Here is just one of many horror stories that can be found on this subject: https://ridgewayaway.wordpress.com/2011/03/08/our-greatest-expat-mistake/


----------



## Arturo.c (Aug 15, 2010)

gfinley7 said:


> We have a 2001 Pontiac Grand Am and trying to figure out if it is cost effective to ship it over there depending upon an approx. insurance quote.


While some American-made cars are quite sought after in Europe and have good resale value (either "muscle cars" like Ford Mustang, Pontiac Trans Am or Chevrolet Corvette, or some models of pickup trucks), shipping a '01 Grand Am to Italy doesn't make much sense, not only because of the bureaucratic nightmare of legally importing at registering it there (check this website to have an idea of what kind of situation you would have to face), but also because it would be prohibitively expensive to use. 

Fuel economy is not the strongest point of American cars and, with gasoline prices at above US$ 7 per gallon, your daily drive would suck up a good part of your monthly wages. And this if things go well because, should your car break down and/or need any replacement part, you will have to order it from the US (as that model was not exported to EU countries) with consequent delays, shipping costs and import duties plus VAT.

So if I were you, I would rather sell your car and buy a reliable second hand car in Italy by a reputable dealer. It will save you a lot of money and trouble, and will get you on the road in less time.


----------



## NickZ (Jun 26, 2009)

In addition to the above.

The reason the online sites can't give you a quote is most use the car plate number for the vehicle information. No plate no info for them to calculate.
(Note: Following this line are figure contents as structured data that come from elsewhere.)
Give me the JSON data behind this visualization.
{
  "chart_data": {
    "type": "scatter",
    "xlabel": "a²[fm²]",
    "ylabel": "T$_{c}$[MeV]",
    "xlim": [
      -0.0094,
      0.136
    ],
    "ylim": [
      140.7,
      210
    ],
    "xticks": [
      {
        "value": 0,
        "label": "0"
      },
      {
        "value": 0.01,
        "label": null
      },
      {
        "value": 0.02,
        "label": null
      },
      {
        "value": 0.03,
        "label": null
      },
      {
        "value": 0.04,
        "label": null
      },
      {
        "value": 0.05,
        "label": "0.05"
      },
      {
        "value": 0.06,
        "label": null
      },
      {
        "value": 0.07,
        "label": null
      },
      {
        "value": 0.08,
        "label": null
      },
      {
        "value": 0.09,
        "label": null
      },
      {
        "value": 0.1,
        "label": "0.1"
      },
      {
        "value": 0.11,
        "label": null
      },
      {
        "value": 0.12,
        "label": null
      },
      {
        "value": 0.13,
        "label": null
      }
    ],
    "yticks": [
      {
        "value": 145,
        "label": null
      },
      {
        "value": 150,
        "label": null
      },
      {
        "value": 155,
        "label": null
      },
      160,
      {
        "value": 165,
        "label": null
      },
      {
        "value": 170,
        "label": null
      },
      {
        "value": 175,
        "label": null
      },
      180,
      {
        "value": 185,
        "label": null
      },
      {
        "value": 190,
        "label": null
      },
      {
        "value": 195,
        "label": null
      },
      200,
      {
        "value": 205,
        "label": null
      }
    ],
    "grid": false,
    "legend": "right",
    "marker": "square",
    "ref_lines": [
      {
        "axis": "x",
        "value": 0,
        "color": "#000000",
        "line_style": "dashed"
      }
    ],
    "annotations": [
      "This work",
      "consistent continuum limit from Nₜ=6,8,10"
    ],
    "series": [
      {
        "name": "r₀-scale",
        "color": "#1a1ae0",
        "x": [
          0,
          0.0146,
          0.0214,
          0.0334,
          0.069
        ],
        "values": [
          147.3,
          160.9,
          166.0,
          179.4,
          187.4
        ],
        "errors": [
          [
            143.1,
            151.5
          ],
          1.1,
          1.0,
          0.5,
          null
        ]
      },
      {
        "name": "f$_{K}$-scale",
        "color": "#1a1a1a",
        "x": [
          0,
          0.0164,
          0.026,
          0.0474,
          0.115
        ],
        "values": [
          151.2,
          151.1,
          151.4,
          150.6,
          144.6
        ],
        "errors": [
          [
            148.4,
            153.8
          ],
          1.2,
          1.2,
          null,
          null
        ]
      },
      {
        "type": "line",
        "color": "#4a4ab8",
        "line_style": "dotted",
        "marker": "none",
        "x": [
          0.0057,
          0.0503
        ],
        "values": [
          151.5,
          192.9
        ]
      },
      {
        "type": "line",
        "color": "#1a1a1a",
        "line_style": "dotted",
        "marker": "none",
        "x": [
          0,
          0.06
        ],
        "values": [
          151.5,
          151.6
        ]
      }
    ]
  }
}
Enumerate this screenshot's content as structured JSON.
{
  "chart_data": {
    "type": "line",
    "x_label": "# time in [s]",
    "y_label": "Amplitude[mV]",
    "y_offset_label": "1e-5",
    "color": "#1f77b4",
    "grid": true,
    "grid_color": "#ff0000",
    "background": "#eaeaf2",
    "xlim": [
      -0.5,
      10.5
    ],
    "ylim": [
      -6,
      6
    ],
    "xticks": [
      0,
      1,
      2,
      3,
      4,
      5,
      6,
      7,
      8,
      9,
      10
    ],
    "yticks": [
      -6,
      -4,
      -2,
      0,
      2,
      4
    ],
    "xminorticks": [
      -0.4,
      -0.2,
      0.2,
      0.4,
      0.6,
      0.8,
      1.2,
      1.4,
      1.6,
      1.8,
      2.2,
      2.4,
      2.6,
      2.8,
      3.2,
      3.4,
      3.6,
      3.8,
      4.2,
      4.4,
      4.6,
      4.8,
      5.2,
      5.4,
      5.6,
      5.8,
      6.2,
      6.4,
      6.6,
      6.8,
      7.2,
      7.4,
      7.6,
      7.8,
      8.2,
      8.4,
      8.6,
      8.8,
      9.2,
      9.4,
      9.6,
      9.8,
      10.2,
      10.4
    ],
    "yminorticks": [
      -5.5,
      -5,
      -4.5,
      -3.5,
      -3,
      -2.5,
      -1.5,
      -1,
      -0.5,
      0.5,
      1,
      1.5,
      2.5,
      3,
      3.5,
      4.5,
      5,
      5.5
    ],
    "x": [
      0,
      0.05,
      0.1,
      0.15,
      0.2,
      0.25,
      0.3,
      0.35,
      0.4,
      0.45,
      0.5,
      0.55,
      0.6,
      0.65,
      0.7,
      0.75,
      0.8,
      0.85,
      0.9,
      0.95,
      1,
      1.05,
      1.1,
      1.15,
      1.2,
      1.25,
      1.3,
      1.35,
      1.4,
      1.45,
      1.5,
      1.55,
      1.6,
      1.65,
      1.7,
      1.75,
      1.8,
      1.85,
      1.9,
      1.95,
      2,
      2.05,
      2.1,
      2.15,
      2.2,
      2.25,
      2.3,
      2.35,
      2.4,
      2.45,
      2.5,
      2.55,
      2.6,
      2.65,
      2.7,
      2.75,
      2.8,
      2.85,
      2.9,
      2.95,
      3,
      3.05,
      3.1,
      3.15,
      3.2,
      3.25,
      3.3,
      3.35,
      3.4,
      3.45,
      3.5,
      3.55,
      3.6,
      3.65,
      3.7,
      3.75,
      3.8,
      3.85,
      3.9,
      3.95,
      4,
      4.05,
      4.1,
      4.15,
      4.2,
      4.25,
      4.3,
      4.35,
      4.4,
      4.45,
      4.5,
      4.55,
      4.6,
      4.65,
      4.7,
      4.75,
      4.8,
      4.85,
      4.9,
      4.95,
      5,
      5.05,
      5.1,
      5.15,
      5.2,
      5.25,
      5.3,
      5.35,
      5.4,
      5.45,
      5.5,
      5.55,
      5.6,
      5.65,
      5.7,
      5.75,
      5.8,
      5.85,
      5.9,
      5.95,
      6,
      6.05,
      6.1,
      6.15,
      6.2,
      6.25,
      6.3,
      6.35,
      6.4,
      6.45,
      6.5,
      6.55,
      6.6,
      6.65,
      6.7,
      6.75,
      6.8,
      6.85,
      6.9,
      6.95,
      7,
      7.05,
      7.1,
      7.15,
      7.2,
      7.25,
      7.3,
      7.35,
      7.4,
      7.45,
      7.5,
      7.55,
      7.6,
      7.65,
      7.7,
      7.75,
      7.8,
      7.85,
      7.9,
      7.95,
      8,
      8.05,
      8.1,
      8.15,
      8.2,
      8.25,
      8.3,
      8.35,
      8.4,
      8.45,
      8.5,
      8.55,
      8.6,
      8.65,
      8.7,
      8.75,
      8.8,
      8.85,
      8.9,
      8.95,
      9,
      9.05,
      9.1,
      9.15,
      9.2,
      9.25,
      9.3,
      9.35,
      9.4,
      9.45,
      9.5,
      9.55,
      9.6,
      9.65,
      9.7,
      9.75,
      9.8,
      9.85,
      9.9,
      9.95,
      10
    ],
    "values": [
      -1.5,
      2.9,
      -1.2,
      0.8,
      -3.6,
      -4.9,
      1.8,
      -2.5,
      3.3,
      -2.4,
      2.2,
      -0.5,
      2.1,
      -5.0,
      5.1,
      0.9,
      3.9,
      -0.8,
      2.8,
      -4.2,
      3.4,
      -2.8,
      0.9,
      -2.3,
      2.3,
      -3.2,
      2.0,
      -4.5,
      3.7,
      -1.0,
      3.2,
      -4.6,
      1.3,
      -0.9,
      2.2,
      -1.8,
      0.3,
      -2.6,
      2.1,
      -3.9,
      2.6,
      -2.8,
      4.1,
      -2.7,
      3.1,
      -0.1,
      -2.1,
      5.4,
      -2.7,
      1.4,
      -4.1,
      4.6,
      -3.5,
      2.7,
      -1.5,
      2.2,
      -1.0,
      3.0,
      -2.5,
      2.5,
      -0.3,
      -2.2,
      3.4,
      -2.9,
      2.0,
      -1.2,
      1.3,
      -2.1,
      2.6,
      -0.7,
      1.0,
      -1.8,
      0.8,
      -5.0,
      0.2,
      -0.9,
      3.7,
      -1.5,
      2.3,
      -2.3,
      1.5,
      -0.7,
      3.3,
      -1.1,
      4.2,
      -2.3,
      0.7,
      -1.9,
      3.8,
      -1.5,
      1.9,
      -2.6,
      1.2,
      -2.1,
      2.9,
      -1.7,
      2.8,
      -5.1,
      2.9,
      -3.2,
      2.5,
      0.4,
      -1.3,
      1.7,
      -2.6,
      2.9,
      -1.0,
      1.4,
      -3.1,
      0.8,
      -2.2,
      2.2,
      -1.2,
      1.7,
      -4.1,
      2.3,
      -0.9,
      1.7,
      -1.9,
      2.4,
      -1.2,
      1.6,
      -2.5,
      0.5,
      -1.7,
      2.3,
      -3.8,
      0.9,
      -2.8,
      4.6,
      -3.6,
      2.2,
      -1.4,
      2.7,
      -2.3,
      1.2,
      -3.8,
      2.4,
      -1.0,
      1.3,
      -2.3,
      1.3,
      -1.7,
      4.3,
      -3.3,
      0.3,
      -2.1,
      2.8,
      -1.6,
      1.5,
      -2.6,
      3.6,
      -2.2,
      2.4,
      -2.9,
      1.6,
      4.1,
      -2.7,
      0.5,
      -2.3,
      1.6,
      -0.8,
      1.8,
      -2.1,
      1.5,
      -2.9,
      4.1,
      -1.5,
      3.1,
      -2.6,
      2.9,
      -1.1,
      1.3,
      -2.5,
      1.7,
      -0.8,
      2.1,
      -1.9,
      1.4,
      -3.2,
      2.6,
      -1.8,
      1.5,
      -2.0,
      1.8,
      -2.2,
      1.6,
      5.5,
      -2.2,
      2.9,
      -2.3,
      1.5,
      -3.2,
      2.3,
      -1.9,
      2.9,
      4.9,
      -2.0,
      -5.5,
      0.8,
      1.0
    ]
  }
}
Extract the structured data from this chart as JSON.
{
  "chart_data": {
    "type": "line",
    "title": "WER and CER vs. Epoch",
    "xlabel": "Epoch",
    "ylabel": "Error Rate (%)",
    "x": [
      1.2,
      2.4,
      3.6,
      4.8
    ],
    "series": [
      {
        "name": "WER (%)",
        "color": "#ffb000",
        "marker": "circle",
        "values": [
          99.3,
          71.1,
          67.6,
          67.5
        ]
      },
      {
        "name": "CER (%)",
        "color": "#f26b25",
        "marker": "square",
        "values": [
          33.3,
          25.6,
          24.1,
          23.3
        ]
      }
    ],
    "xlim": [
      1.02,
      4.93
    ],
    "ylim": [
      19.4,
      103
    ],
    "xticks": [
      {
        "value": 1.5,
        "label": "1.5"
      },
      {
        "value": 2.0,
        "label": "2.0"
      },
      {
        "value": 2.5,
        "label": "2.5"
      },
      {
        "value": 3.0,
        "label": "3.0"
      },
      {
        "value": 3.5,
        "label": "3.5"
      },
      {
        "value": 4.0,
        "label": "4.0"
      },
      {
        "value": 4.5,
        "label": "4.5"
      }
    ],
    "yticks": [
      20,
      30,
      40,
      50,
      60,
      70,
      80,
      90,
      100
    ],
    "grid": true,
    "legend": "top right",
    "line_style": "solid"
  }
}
If you try the manual section they'll only list the cars sold in the EU so again no quote.

You could try emailing all the info to one of the companies but I'd expect a quote over €1K for basic liability and nothing else.


----------



## pudd 2 (Dec 10, 2008)

gfinley7 said:


> We are moving to Fabriano Italy soon and I have trying to get a rough estimate on car insurance. We have a 2001 Pontiac Grand Am and trying to figure out if it is cost effective to ship it over there depending upon an approx. insurance quote. Anyone know who a good insurance carrier might be for a reasonable cost.
> 
> Thank you in advance.


i have a freind who imports and makes legal american cars and has been dooing it for twenty years , so he knows what hes doing hes speaks english and was brought up in america and repairs insures and imports american cars so get in touch with me and il give you his contact details and web site


----------



## mcohen (May 15, 2014)

Hi
I don't have anything to add to the car insurance conversation, just wanted to mention that I spent four hours this morning strolling around Fabriano while I waited for the bus to take me back to Pergola (1 hour north), where my wife and I live half the year. Fabriano is a very nice town, so I think you've made a good choice.

Best,

Michael


----------